Я пригласил его за свой столик и заказал по стаканчику виски. Мистер Снап стал отказываться — по его словам, было то ли слишком рано, то ли слишком поздно для выпивки, да и вообще «это не в его привычках». Подобная горячность в сочетании с жадным блеском в глазах навела меня на мысль: «Передо мной запойный пьяница, который стремится скрыть свой порок!» В конце концов мистер Снап поддался на уговоры и одним глотком осушил свой стакан, что окончательно убедило меня в моей правоте.
Признаться, загадочная личность этого человека (со всеми его недостатками) меня заинтриговала. Слишком утомленный жарой, чтобы предпринимать активные попытки что-то выяснить, я просто наблюдал за ним и лениво размышлял о том, какие странные персонажи порой встречаются в отдаленных уголках земли. Не оставляло никаких сомнений, что нынешнее окружение чужое для мистера Снапа. Он явно вырос в иной среде, но вот в какой именно? Помимо водянисто-голубых глаз, на лице его выделялся красный шелушащийся нос. Создавалось впечатление, что старичок страдает от застарелого недолеченного дерматита.
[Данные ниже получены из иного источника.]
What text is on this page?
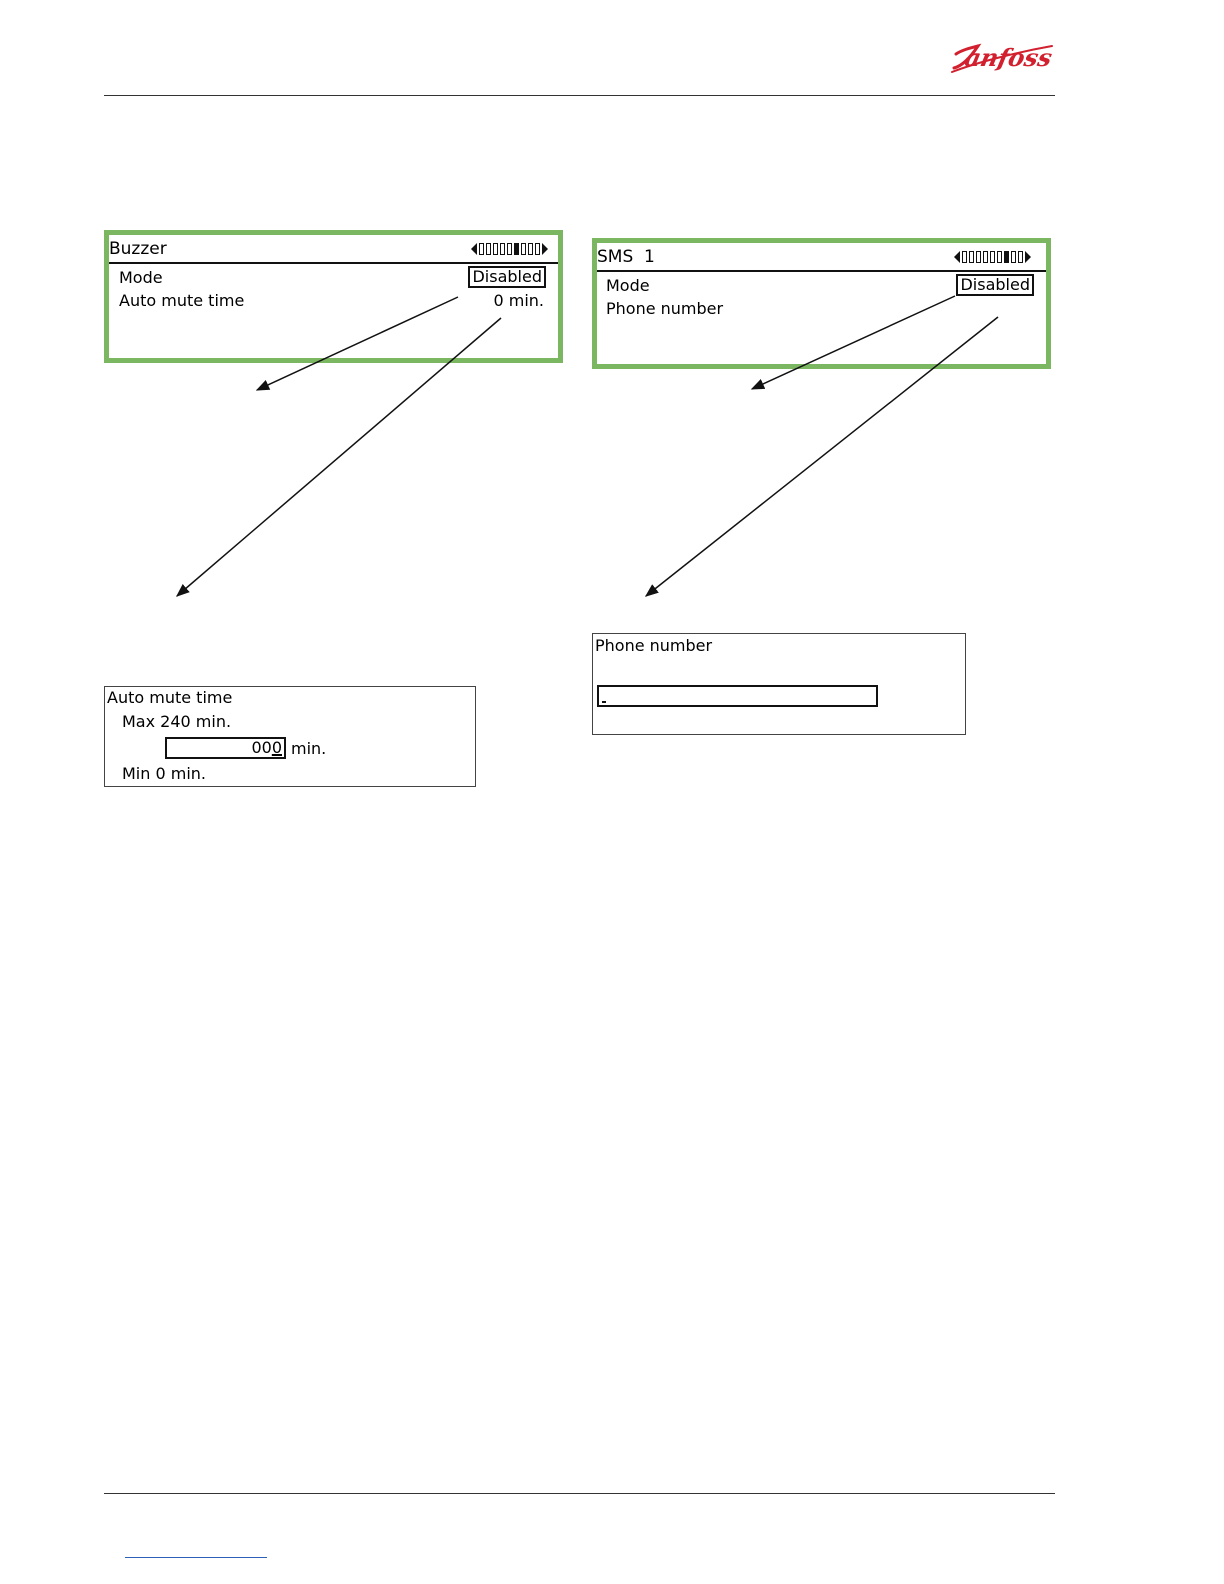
anfoss
Buzzer
Mode	Disabled
Auto mute time	0 min.
SMS  1
Mode	Disabled
Phone number
Auto mute time
Max 240 min.
000 min.
Min 0 min.
Phone number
В общем и целом я бы назвал его облик неряшливым, но неряшливость эта была странного свойства: издалека она не бросалась в глаза и становилась заметной лишь при ближайшем рассмотрении. Зато руки у мистера Снапа были исключительно изящными — маленькие, хорошо вылепленные и ухоженные. Я обратил внимание также, что его коричневые туфли хорошего качества и практически новые. Если он и носил их постоянно, то, очевидно, не ленился каждый вечер пробегаться по ним щеткой.
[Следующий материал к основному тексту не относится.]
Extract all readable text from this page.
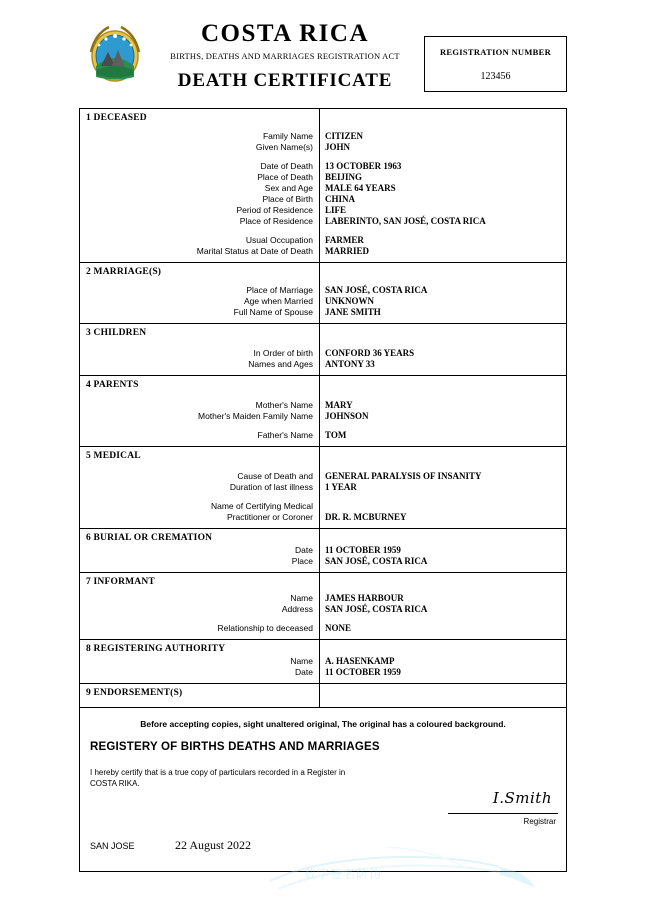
COSTA RICA
BIRTHS, DEATHS AND MARRIAGES REGISTRATION ACT
DEATH CERTIFICATE
REGISTRATION NUMBER
123456
1 DECEASED
Family Name	CITIZEN
Given Name(s)	JOHN
Date of Death	13 OCTOBER 1963
Place of Death	BEIJING
Sex and Age	MALE 64 YEARS
Place of Birth	CHINA
Period of Residence	LIFE
Place of Residence	LABERINTO, SAN JOSÉ, COSTA RICA
Usual Occupation	FARMER
Marital Status at Date of Death	MARRIED
2 MARRIAGE(S)
Place of Marriage	SAN JOSÉ, COSTA RICA
Age when Married	UNKNOWN
Full Name of Spouse	JANE SMITH
3 CHILDREN
In Order of birth	CONFORD 36 YEARS
Names and Ages	ANTONY 33
4 PARENTS
Mother's Name	MARY
Mother's Maiden Family Name	JOHNSON
Father's Name	TOM
5 MEDICAL
Cause of Death and	GENERAL PARALYSIS OF INSANITY
Duration of last illness	1 YEAR
Name of Certifying Medical
Practitioner or Coroner	DR. R. MCBURNEY
6 BURIAL OR CREMATION
Date	11 OCTOBER 1959
Place	SAN JOSÉ, COSTA RICA
7 INFORMANT
Name	JAMES HARBOUR
Address	SAN JOSÉ, COSTA RICA
Relationship to deceased	NONE
8 REGISTERING AUTHORITY
Name	A. HASENKAMP
Date	11 OCTOBER 1959
9 ENDORSEMENT(S)
Before accepting copies, sight unaltered original, The original has a coloured background.
REGISTERY OF BIRTHS DEATHS AND MARRIAGES
I hereby certify that is a true copy of particulars recorded in a Register in
COSTA RIKA.
I.Smith
Registrar
SAN JOSE	22 August 2022
数字签名防伪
Все это говорило в пользу мистера Снапа, однако было в его облике что-то сомнительное и — как бы лучше выразиться — деклассированное, что ли. То есть я хочу сказать, что сейчас он выглядел вполне приличным пожилым джентльменом, но какие-то неуловимые детали наводили на мысль о бурной (и далеко не благопристойной) молодости.
После нескольких порций виски мой визави слегка оттаял, растерял свою изначальную сдержанность и потихоньку разговорился. Выяснилось, что мистер Снап весьма образованный человек. Он со знанием дела рассуждал об истории Египта, сыпал именами и названиями династий фараонов, цитировал по-гречески Геродота и вставлял в свой рассказ целые куски из Страбона и Плутарха. Причем делал это легко, без излишней аффектации, столь свойственной профанам от науки. Странно было наблюдать, как он сидел напротив меня — маленький, потрепанный жизнью человечек — и своим надтреснутым старческим голосом излагал малоизвестные факты из далекого прошлого. Мистер Снап сказал, что с радостью возьмется показать мне Египет, после чего неожиданно засобирался уходить. Он пожал мне на прощание руку и, прихватив свою панаму и коричневые лайковые перчатки, исчез.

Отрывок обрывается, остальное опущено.